As Clauset et al. (2009) indicate, “Scientists have learned many things from observation of the statistical distributions of experimental quantities such as the lifetimes of excited atomic or particle states, populations of animals, plants, or bacteria, prices in the stock market, or the arrival times of messages sent across the Internet.” Similarly, whether citation distributions are very similar or rather different is a basic question in Scientometrics that can only be answered in statistical terms. For a common, fixed citation window in the static case the empirical conclusions that can provisionally drawn are the following two.

  1. 1.

    Citation distributions at the lowest level of aggregation are remarkably similar. This has already opened the way towards simple but effective normalization procedures to aggregate heterogeneous sub-fields into larger categories.

  2. 2.

    Whether it can be claimed that all (or most) citation distributions (i) belong to the same family, and (ii) except for a scale parameter, all other parameters are statistically equal, is still an open question. Four comments should be emphasized. Firstly, until now systematic studies at the lowest aggregation level have taken as given the list of Web of Science categories distinguished by Thomson Scientific—a classification scheme in need of serious revision. Thus, part of the difficulties encountered by formal procedures may disappear whenever a better classification scheme becomes available. Secondly, even if the zero citation phenomenon at a comparable stage of the citation process were to be the same in all sciences, when we take a fixed, common citation window for all of them we are bound to have very different percentages of articles without citations: a small (large) percentage in quick (slow) sciences.Footnote 5 In so far as the citation process evolves at a different velocity in different fields, using variable citation windows to ensure that the process has reached a similar stage in all fields should improve field comparability at the lower tail of citation distributions. Thirdly, as RC point out, the discreteness of citation numbers becomes more relevant at the lower tail of citation distributions, making it harder for any normalization procedure to work well in this segment. Fourthly, Crespo et al. (2012) study the evolution of citation inequality attributable to differences in citation practices at different quantiles of citation distributions. In the case of the 22 broad fields distinguished by Thomson Scientific, they find that this type of citation inequality is particularly high until, approximately, the 70th percentile, as well as for a few quantiles at the very upper tail of citation distributions; otherwise, this citation inequality appears to be approximately constant for a wide range of intermediate values. The conjecture is that citation distributions are truly close to each other except for a scale factor only in such an intermediate range of values—a fact that might be taken into account in further research for a universal characterization of citation distributions.

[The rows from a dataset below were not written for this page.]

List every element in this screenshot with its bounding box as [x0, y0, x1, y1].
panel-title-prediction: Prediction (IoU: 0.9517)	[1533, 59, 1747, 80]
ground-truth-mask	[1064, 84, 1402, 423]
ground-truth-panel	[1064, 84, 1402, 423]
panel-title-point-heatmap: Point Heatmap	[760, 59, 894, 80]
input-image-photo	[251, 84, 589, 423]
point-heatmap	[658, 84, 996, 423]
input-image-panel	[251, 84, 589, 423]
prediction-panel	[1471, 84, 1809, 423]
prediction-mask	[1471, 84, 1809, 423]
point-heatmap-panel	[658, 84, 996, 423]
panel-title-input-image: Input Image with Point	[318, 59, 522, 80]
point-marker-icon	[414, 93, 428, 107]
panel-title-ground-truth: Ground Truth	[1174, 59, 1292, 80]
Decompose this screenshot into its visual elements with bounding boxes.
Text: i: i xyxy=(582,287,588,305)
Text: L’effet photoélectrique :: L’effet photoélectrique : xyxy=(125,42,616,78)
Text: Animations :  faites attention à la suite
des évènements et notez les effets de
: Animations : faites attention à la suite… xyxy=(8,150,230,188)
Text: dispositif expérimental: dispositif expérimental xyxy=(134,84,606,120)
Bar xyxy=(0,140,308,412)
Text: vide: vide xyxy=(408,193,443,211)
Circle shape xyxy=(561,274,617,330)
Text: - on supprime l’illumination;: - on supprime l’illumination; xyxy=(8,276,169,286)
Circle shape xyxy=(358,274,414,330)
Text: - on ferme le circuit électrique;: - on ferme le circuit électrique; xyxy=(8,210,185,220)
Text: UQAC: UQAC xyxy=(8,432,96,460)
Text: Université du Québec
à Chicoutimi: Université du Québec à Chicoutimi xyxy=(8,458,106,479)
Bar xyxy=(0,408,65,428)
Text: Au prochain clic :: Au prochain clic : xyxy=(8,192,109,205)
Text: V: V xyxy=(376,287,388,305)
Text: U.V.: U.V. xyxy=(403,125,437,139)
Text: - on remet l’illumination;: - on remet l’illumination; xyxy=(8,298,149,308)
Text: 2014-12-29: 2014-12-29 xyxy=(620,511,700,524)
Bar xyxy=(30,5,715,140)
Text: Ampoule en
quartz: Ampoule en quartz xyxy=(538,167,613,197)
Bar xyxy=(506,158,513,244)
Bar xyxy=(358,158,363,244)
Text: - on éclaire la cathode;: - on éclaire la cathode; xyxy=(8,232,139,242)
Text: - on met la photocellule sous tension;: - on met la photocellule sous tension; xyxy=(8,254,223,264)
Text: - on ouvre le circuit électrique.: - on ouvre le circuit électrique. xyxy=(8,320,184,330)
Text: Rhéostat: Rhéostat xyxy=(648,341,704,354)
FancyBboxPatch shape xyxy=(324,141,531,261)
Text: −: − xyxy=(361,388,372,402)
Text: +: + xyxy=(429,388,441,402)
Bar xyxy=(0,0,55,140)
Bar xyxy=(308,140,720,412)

The similarity between citation distributions already discussed seems to imply that all we need is a single behavioral explanation of this aspect of the scientific communication process. However, before this task is finally attacked, it would be convenient to know more about the similarities—or differences—of the evolution of citation distributions for a given set of articles as the citation window varies over time. Dynamic, multivariate models constitute a promising statistical tool for approaching this topic.